Qiao JingJing benar-benar cemas kalau PeiPei akan membuat dirinya dilaporkan, namun saat melihat wajah memohon kawannya itu, dia tak punya pilihan selain membuka game itu dan menyerahkan ponselnya pada PeiPei. “Kalau kamu bukan tandingan mereka, ingat untuk memberikan ponselnya kepadaku.”
Setelah berkata demikian, sejenak JingJing jadi terbengong-bengong karena kalimat ini adalah salah satu kalimat yang sering diucapkan kepadanya oleh seseorang. Siapa yang akan menyangka kalau hari ini adalah gilirannya untuk mengatakan kalimat tersebut kepada orang lain?
“Oke, mengerti.” PeiPei dengan riang mengambil ponselnya.
Pada akhirnya, keberanian PeiPei hanya di mulut saja. Setelah melihat halaman pembuka pada akun Qiao JingJing, dia jadi keder. “Lupakan saja, aku masih agak takut.”
Dia membuka-buka akun Qiao JingJing dan membuat beberapa komentar dari waktu ke waktu. “ID-mu benar-benar mistis. Apaan ini menggapai kapas? … Wow, peringkat rata-rata kemenangannya tinggi sekali…. Nomor sepuluh di Shanghai dalam bermain dengan Baili Shouyue…. Hei, kamu juga punya dua Pentakill (T/N: membunuh 5 hero musuh secara berturut-turut dalam satu battle) yang unik.”
Qiao JingJing terkejut. “Apa?”
“Pentakill Unik. Kamu sudah lupa apa yang telah kamu capai?”
Qiao JingJing kebingungan dan mengambil kembali teleponnya.
Terdaftar di bawah ‘Informasi Pertarungan’ adalah statistik menyeluruh dari seorang pemain untuk masing-masing jenis data pertarungan, dan di bagian dasar, akan menunjukkan jumlah MVP, triple kill, quadra kill, pentakill, dan legendary kills (T/N: membunuh lebih dari lima hero musuh secara berturut-turut) yang telah dicapai. Datanya yang lain masih normal, namun di samping ‘pentakill unik’, benar-benar ada angka ‘2’.
Ini berarti dia telah mendapatkan dua Pentakill unik.
Akan tetapi, angka ini jelas-jelas masih ‘0’ sebelum dirinya ambil bagian dalam pertandingan pameran. Dan dia belum bermain game lagi sejak pertandingan pameran.
Dari mana datangnya dua Pentakill ini?
Sesuatu samar-samar melintas dalam benaknya. Qiao JingJing buru-buru membuka ‘Catatan Pertarungan’-nya.
Kemudian tatapannya membeku.
“JingJing, JingJing?”
Beberapa menit kemudian, PeiPei melihat bahwa Qiao JingJing masih menatap layar tampilan permainan tersebut dan dia jadi tak tahan untuk melambaikan tangannya di depan Qiao JingJing.
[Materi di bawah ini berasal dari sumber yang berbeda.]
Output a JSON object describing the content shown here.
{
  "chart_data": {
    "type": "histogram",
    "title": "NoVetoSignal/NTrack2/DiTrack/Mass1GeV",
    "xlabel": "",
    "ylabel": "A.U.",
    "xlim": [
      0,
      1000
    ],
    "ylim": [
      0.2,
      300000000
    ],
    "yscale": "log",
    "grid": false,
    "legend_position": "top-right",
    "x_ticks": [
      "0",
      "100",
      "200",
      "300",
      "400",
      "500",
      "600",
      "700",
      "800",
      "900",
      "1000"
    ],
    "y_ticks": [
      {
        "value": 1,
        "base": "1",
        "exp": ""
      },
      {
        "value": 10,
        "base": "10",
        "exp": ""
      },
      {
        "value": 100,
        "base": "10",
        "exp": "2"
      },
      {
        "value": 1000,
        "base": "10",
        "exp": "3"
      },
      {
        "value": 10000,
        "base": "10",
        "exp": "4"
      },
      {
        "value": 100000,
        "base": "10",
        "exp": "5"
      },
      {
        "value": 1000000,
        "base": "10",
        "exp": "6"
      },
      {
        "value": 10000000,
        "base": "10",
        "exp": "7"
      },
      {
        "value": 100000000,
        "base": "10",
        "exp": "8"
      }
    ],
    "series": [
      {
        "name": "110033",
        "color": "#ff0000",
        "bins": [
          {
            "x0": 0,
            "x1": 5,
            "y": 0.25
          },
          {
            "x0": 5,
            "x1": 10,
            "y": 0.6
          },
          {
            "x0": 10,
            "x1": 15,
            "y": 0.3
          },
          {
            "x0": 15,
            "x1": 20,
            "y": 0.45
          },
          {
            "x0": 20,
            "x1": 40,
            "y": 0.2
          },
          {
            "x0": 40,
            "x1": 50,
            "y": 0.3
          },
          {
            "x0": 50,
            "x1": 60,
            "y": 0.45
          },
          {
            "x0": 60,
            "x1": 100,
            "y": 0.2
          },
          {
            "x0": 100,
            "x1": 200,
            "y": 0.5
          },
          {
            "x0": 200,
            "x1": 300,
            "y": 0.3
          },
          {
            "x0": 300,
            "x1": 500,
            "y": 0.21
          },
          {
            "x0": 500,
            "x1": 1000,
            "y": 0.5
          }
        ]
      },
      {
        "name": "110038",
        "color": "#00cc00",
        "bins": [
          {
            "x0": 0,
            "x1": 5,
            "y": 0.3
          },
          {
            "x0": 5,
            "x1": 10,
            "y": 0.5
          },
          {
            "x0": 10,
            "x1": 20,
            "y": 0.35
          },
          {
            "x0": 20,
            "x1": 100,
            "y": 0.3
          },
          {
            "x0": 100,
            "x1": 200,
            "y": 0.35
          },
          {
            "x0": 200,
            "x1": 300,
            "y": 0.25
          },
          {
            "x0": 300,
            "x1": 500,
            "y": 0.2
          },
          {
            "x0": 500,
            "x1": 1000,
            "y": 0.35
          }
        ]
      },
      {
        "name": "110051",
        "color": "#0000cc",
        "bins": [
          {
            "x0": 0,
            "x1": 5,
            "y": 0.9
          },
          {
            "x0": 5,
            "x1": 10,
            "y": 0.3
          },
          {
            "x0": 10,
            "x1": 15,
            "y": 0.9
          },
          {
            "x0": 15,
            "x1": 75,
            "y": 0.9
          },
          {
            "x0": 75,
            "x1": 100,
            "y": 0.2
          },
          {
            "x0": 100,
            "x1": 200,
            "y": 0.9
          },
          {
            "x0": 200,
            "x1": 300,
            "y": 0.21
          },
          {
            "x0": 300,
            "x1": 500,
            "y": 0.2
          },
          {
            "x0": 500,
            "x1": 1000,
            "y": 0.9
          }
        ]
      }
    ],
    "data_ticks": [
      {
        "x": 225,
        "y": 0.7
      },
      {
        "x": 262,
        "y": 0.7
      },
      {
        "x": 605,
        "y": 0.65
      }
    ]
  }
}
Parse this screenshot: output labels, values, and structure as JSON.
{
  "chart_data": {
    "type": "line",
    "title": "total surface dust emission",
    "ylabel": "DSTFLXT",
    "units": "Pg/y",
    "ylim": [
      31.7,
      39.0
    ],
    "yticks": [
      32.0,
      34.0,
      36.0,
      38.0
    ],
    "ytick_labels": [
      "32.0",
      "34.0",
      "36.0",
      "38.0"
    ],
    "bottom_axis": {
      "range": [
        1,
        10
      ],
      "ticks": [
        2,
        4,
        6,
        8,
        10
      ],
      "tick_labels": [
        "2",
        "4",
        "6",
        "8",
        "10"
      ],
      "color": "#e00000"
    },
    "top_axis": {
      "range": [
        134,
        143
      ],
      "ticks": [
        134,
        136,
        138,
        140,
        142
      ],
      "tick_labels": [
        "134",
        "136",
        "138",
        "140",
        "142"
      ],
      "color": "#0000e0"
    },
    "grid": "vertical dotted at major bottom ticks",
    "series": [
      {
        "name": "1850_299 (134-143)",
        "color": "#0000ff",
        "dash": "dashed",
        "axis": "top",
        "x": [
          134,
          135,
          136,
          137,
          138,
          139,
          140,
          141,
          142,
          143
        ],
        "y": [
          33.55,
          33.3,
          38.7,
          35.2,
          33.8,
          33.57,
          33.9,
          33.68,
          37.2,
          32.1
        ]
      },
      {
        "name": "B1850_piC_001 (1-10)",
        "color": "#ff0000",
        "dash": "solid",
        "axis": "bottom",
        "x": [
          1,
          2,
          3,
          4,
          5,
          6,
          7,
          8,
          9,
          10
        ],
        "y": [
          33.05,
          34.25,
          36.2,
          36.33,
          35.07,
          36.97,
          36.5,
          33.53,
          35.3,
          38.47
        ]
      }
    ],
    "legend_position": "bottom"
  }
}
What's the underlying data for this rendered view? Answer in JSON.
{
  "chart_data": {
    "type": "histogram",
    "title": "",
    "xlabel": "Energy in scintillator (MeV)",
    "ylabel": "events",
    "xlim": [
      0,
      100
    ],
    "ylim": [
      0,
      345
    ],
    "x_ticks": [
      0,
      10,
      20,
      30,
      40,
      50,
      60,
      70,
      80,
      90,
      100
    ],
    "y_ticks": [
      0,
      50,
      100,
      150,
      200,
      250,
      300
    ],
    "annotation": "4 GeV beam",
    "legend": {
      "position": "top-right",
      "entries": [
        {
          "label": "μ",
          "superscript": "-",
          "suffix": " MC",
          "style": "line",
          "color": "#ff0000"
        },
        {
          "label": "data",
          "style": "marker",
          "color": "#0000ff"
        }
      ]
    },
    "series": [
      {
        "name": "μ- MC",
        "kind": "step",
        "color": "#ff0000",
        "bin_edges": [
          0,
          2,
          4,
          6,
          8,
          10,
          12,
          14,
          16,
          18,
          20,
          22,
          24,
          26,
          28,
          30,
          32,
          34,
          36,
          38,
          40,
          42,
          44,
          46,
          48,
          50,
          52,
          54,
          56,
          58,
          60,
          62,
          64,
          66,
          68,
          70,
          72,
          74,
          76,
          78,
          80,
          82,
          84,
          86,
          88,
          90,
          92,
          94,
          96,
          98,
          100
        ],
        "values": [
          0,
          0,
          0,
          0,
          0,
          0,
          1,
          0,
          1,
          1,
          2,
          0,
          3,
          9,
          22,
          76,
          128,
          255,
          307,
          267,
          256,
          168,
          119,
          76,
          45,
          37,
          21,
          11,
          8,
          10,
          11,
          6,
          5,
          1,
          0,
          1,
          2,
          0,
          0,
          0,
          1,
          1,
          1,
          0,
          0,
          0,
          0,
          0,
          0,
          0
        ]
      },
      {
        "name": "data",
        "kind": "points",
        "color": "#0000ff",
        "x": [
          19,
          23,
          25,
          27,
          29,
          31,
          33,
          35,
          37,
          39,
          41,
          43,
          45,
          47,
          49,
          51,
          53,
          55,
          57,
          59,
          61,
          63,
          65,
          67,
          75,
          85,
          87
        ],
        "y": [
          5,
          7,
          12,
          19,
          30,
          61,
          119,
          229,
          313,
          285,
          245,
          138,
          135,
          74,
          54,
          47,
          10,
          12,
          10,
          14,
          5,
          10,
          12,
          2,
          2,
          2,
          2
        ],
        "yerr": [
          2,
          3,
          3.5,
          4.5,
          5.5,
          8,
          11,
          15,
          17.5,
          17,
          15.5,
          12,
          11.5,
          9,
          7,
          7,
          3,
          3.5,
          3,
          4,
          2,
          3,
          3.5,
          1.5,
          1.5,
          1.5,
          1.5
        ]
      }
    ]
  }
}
Qiao JingJing mengangkat kepalanya. Matanya tampak berkilauan. “Apakah teman-teman sekelas mengadakan kumpul-kumpul di KTV malam ini?”
PeiPei menganguk. “Ya.”
Qiao JingJing berkata, “Aku ingin pergi sekarang.”
“Ah?” PeiPei menatap nanar kepadanya.
“Berikan teleponmu.”
Tanpa berekspresi, PeiPei membuka kunci teleponnya dan memberikannya kepada JingJing. Qiao JingJing mengambil ponsel itu, membuka grup chat WeChat kelas, dan mengirimkan sebuah pesan.
PeiPei:
Oke, aku akan membawa dia ke sana sekarang juga ^_^ @semua orang.